Not only are the staffing challenges affecting existing restaurants — they’re making it harder to open new ones.
“It certainly is always one of the toughest challenges in this industry, and it’s only exacerbated by COVID and the after-effect of that,” said Molly Cashman, co-owner of Blue Moon Specialty Foods, which is planning to open a second location in downtown Spartanburg this year. “So if anyone’s interested in a job, let us know.”
Life change
Before the pandemic, Kurzen’s life was spent in the hard-working world of fine-dining, spending long hours on his feet, preparing high-level dishes at a breakneck pace. He was part of the original team that opened Husk in Charleston, helmed by chef Sean Brock, a time which he still calls “some of the best years of my life.”
He later moved to Greenville to serve as sous chef and butcher at Husk Greenville, where he ran the charcuterie program.
But when the pandemic struck, Husk closed its doors, and Kurzen found himself suddenly unmoored from the pirate ship life of the kitchen. On a whim, he started helping a friend of his build his backyard pool, just to kill time.

“In my head, I always figured I’d be going back to the restaurant,” he said. “But my wife started telling me, ‘You have color in your face now. You don’t look like a ghost. You’re smiling more. You’re healthier.’”
He also was able to spend more time with his children, his seven-year-old son and four-year-old daughter. Small events he would’ve missed as a chef — his son’s flag football practice, for example — he could now attend. He wasn’t staying late in the kitchen because a line cook or a dishwasher had called off. His knees and feet didn’t ache. He slept better.

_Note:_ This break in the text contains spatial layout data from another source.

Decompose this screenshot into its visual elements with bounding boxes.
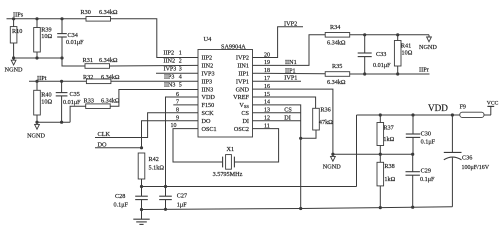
svg-text:C29: C29 [421, 168, 431, 175]
wire VDD riser [356, 115, 358, 187]
U4 right pin numbers 20-11 [264, 52, 270, 129]
capacitor C36 100uF/16V electrolytic [444, 115, 490, 207]
svg-text:VCC: VCC [487, 101, 499, 107]
svg-text:NGND: NGND [323, 164, 341, 171]
wire U4 pin 15 VREF to R36 [253, 97, 316, 108]
svg-text:IIPr: IIPr [419, 66, 430, 73]
ground NGND mid [323, 154, 341, 170]
fuse F9 [460, 105, 484, 118]
svg-text:IIP2: IIP2 [202, 55, 213, 62]
U4 left pin names [202, 55, 217, 133]
svg-text:C27: C27 [177, 193, 187, 200]
resistor R32 6.34k [83, 74, 120, 84]
wire U4 pin 10 OSC1 to crystal [173, 129, 223, 162]
svg-text:6.34kΩ: 6.34kΩ [99, 57, 118, 64]
wire Vss bottom rail [142, 207, 453, 210]
svg-text:VREF: VREF [233, 94, 249, 101]
capacitor C33 0.01uF [358, 35, 391, 74]
svg-text:IVP1: IVP1 [236, 78, 249, 85]
wire R35 output rail to IIPr [350, 73, 430, 75]
wire R34 output rail [350, 34, 429, 36]
svg-text:1kΩ: 1kΩ [384, 176, 395, 183]
svg-text:IIN3: IIN3 [202, 86, 214, 93]
svg-text:4: 4 [179, 74, 182, 80]
svg-text:OSC2: OSC2 [234, 126, 249, 133]
svg-text:1μF: 1μF [177, 202, 187, 209]
svg-text:5: 5 [179, 82, 182, 88]
ground NGND under IIPt [27, 122, 45, 139]
wire IVP3 to U4 pin 3 [156, 72, 198, 74]
svg-text:IVP3: IVP3 [164, 67, 177, 73]
svg-text:NGND: NGND [27, 133, 45, 140]
capacitor C34 0.01uF [57, 19, 84, 58]
junction dots R35 rail [363, 72, 399, 75]
resistor R42 5.1k pull-up [138, 153, 164, 187]
svg-text:C35: C35 [70, 91, 80, 98]
svg-text:10Ω: 10Ω [41, 33, 52, 40]
svg-text:CS: CS [241, 110, 249, 117]
junction dots VDD lower rail [140, 185, 167, 188]
svg-text:6.34kΩ: 6.34kΩ [99, 9, 118, 16]
wire NGND mid rail [333, 153, 413, 155]
svg-text:6.34kΩ: 6.34kΩ [327, 79, 346, 86]
svg-text:6.34kΩ: 6.34kΩ [327, 40, 346, 47]
ground NGND under IIPs [5, 58, 23, 74]
svg-text:R33: R33 [84, 98, 94, 105]
svg-text:X1: X1 [227, 146, 235, 153]
svg-text:NGND: NGND [419, 44, 437, 51]
svg-text:IVP1: IVP1 [284, 75, 297, 82]
svg-text:6.34kΩ: 6.34kΩ [101, 98, 120, 105]
junction dot NGND node [331, 153, 334, 156]
wire IIPt bottom rail [37, 121, 70, 123]
svg-text:47kΩ: 47kΩ [319, 119, 333, 126]
svg-text:0.01μF: 0.01μF [373, 62, 391, 69]
svg-text:DO: DO [202, 118, 211, 125]
svg-text:5.1kΩ: 5.1kΩ [149, 164, 165, 171]
svg-text:R41: R41 [401, 43, 411, 50]
svg-text:CS: CS [284, 106, 292, 113]
wire U4 pin 12 DI [253, 120, 301, 122]
resistor R37 1k [377, 115, 395, 154]
svg-text:F150: F150 [202, 102, 215, 109]
svg-text:GND: GND [236, 86, 250, 93]
svg-text:U4: U4 [204, 36, 213, 43]
power VCC [484, 101, 499, 115]
svg-text:C28: C28 [115, 193, 125, 200]
ground NGND right of R34 [419, 35, 437, 51]
capacitor C28 0.1uF [114, 187, 148, 210]
svg-text:R38: R38 [384, 163, 394, 170]
svg-text:R30: R30 [81, 9, 91, 16]
svg-text:0.1μF: 0.1μF [420, 176, 435, 183]
U4 left pin numbers 1-10 [171, 51, 182, 130]
wire VDD rail (lower) [142, 186, 357, 188]
svg-text:NGND: NGND [5, 67, 23, 74]
svg-text:CLK: CLK [98, 131, 111, 138]
svg-text:IIN2: IIN2 [163, 58, 175, 65]
svg-text:R34: R34 [330, 24, 340, 31]
junction dots IIPt rail [35, 80, 63, 83]
capacitor C30 0.1uF [406, 115, 436, 154]
wire U4 pin 18 IIP1 to R35 [253, 72, 326, 74]
svg-text:IIN2: IIN2 [202, 63, 214, 70]
ground earth symbol [133, 210, 149, 225]
svg-text:OSC1: OSC1 [202, 126, 217, 133]
svg-text:IIN1: IIN1 [285, 59, 297, 66]
svg-text:IIP3: IIP3 [164, 74, 174, 80]
junction dots IIPt bottom rail [35, 121, 63, 124]
svg-text:DI: DI [284, 115, 291, 122]
wire U4 pin 6 VDD down to VDD rail [166, 97, 199, 187]
svg-text:IIN1: IIN1 [237, 63, 249, 70]
svg-text:DI: DI [242, 118, 249, 125]
junction dots IIPs top rail [12, 17, 64, 20]
junction dots Vss bottom rail [140, 206, 414, 212]
svg-text:0.1μF: 0.1μF [114, 202, 129, 209]
svg-text:0.1μF: 0.1μF [421, 138, 436, 145]
svg-text:IIP2: IIP2 [163, 50, 174, 57]
svg-text:C36: C36 [462, 154, 472, 161]
svg-text:SCK: SCK [202, 110, 215, 117]
svg-text:F9: F9 [460, 105, 466, 111]
svg-text:R10: R10 [12, 28, 22, 35]
svg-text:R42: R42 [149, 156, 159, 163]
capacitor C35 0.01uF [56, 81, 81, 122]
junction dots R34 rail [363, 33, 399, 36]
wire CLK to U4 pin 8 SCK [95, 113, 198, 138]
wire IIPt bottom rail up to R33 [70, 106, 86, 122]
wire R33 output to U4 pin 5 [110, 90, 198, 107]
svg-text:IVP2: IVP2 [236, 55, 249, 62]
svg-text:3: 3 [179, 67, 182, 73]
svg-text:2: 2 [179, 59, 182, 65]
IC U4 SA9904A [198, 36, 253, 137]
svg-text:0.01μF: 0.01μF [63, 99, 81, 106]
resistor R41 10 ohm [394, 35, 412, 74]
resistor R39 10 ohm [34, 19, 53, 58]
wire R31 output to U4 pin 2 [110, 64, 199, 67]
svg-text:IIPs: IIPs [13, 11, 24, 18]
svg-text:0.01μF: 0.01μF [66, 39, 84, 46]
svg-text:1: 1 [179, 51, 182, 57]
svg-text:IIN3: IIN3 [164, 82, 175, 88]
wire VDD top rail [357, 114, 460, 116]
svg-text:IIP3: IIP3 [202, 78, 213, 85]
crystal X1 3.5795MHz [213, 146, 243, 178]
svg-text:IVP2: IVP2 [284, 20, 297, 27]
svg-text:R37: R37 [383, 124, 393, 131]
wire R30 output to U4 pin 1 [111, 19, 199, 58]
wire U4 pin 17 IVP1 stub [253, 80, 302, 82]
junction dot DO/R42 [140, 146, 143, 149]
resistor R36 47k [313, 107, 333, 131]
wire U4 pin 16 GND to NGND rail [253, 89, 333, 154]
svg-text:R31: R31 [83, 57, 93, 64]
wire DO to U4 pin 9 [95, 121, 198, 148]
wire U4 pin 14 Vss down to Vss rail [253, 105, 301, 208]
svg-text:IVP3: IVP3 [202, 71, 215, 78]
resistor R38 1k [377, 154, 396, 207]
wire U4 pin 13 CS [253, 112, 301, 114]
resistor R33 6.34k [84, 98, 120, 109]
wire R36 bottom to Vss drop [301, 130, 316, 138]
svg-text:3.5795MHz: 3.5795MHz [213, 171, 243, 178]
svg-text:SA9904A: SA9904A [221, 43, 246, 50]
wire R32 output to U4 pin 4 [111, 80, 198, 82]
wire U4 pin 11 OSC2 to crystal [234, 129, 278, 162]
resistor R31 6.34k [83, 57, 118, 68]
capacitor C29 0.1uF [406, 154, 436, 207]
wire U4 pin 7 F150 stub [173, 104, 198, 106]
wire U4 pin 20 to IVP2 label [253, 27, 304, 58]
resistor R34 6.34k [325, 24, 350, 47]
svg-text:6.34kΩ: 6.34kΩ [101, 74, 120, 81]
svg-text:C33: C33 [376, 51, 386, 58]
svg-text:R35: R35 [332, 63, 342, 70]
wire IIPt rail [29, 80, 86, 82]
junction dot R36/Vss [299, 137, 302, 140]
svg-text:C30: C30 [421, 130, 431, 137]
svg-text:DO: DO [98, 141, 108, 148]
resistor R30 6.34k [81, 9, 118, 21]
svg-text:10Ω: 10Ω [41, 98, 52, 105]
svg-text:VSS: VSS [239, 102, 249, 109]
svg-text:R36: R36 [320, 107, 330, 114]
resistor R10 [10, 19, 22, 58]
junction dots IIPs bottom rail [12, 56, 64, 59]
svg-text:IIP1: IIP1 [238, 71, 249, 78]
U4 right pin names [233, 55, 249, 133]
wire IIPs node down to R31 [62, 58, 85, 66]
svg-text:VDD: VDD [428, 103, 448, 113]
svg-text:10Ω: 10Ω [402, 50, 413, 57]
resistor R40 10 ohm [34, 81, 53, 122]
capacitor C27 1uF [159, 187, 187, 210]
svg-text:VDD: VDD [202, 94, 216, 101]
svg-text:100μF/16V: 100μF/16V [462, 165, 490, 171]
wire U4 pin 19 IIN1 to R34 [253, 35, 326, 66]
junction dots NGND mid rail [379, 153, 415, 156]
svg-text:1kΩ: 1kΩ [383, 136, 394, 143]
wire IIPs bottom rail [14, 57, 62, 59]
svg-text:R32: R32 [83, 74, 93, 81]
wire IIPs top rail [7, 18, 87, 20]
resistor R35 6.34k [325, 63, 350, 86]
junction dots VDD top rail [379, 113, 454, 116]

“I don’t want to come across as bashing restaurants, because I love restaurants so much,” Kurzen said. “But my lifestyle revolved around a job where the environment was long hours, long days, staying out late, and then tomorrow you’re going to do it again, and then again.”
By the time Husk Greenville announced its plans to reopen as Husk Barbecue in late 2020, Kurzen was working full time at Palmetto Pools. He was offered a job back in the Husk kitchen, but after praying on the decision with his wife, he decided not to return.

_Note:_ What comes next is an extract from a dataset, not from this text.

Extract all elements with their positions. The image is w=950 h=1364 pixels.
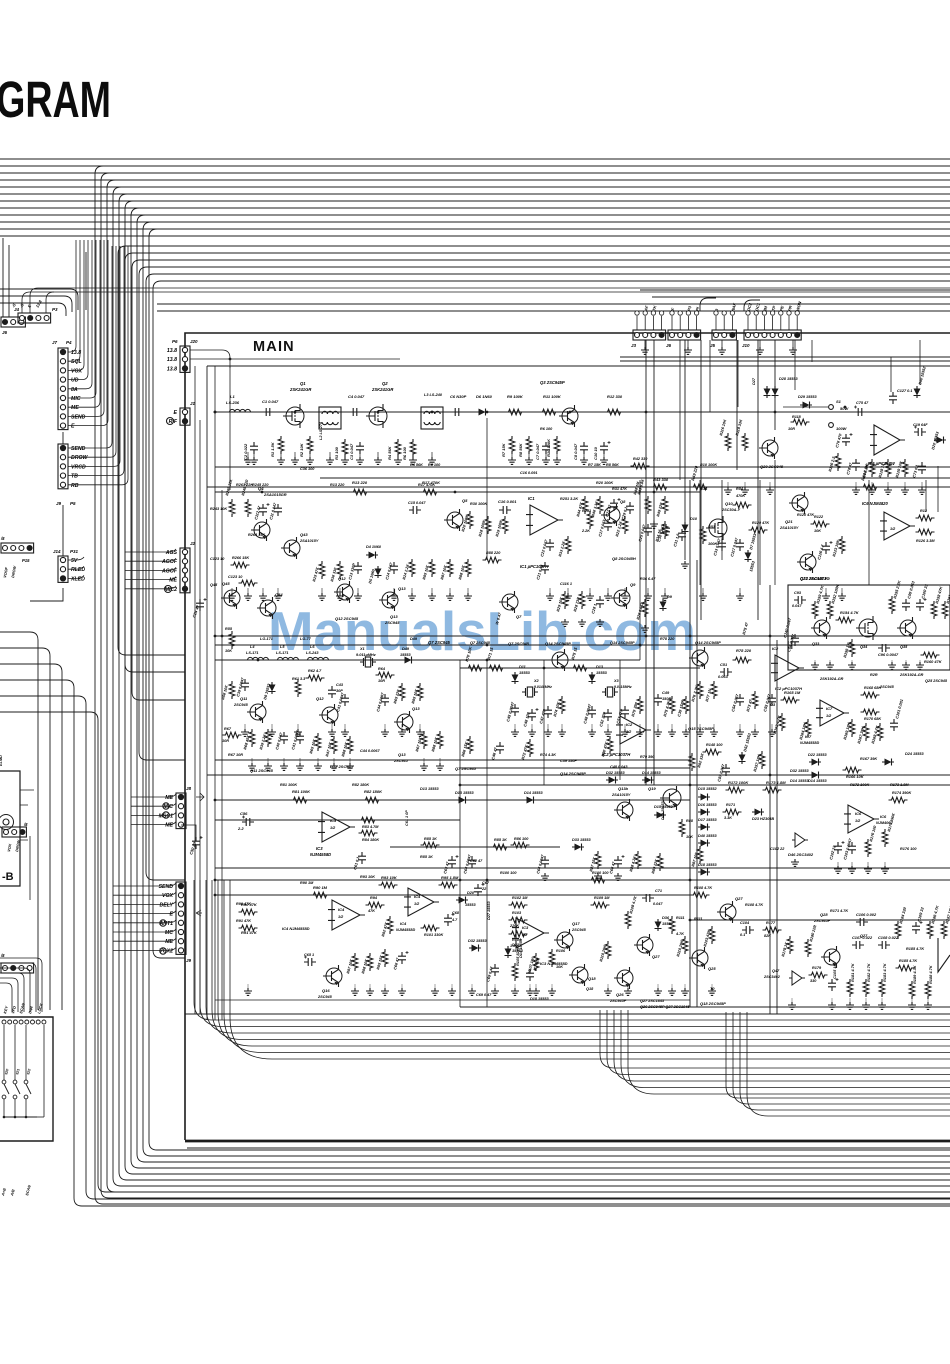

“I feel like this is where God wants me now,” he said. “The biggest question people always ask is, ‘Would you ever go back to restaurants?’ And the honest answer is that I really don’t think so.”
Like millions of other restaurants workers, Kurzen viewed the pandemic as a moment to pause and reassess, to step out of the heat of the kitchen and see what other opportunities were out there.
“COVID made me step back and say, “There’s something better than just grinding out work,’” he said. “Before, my identity was work. Now, my identity is not in the pool company. My identity is with my family, with God, and I happen to work to make a paycheck to provide for my family, and that’s the transition that has changed my life.”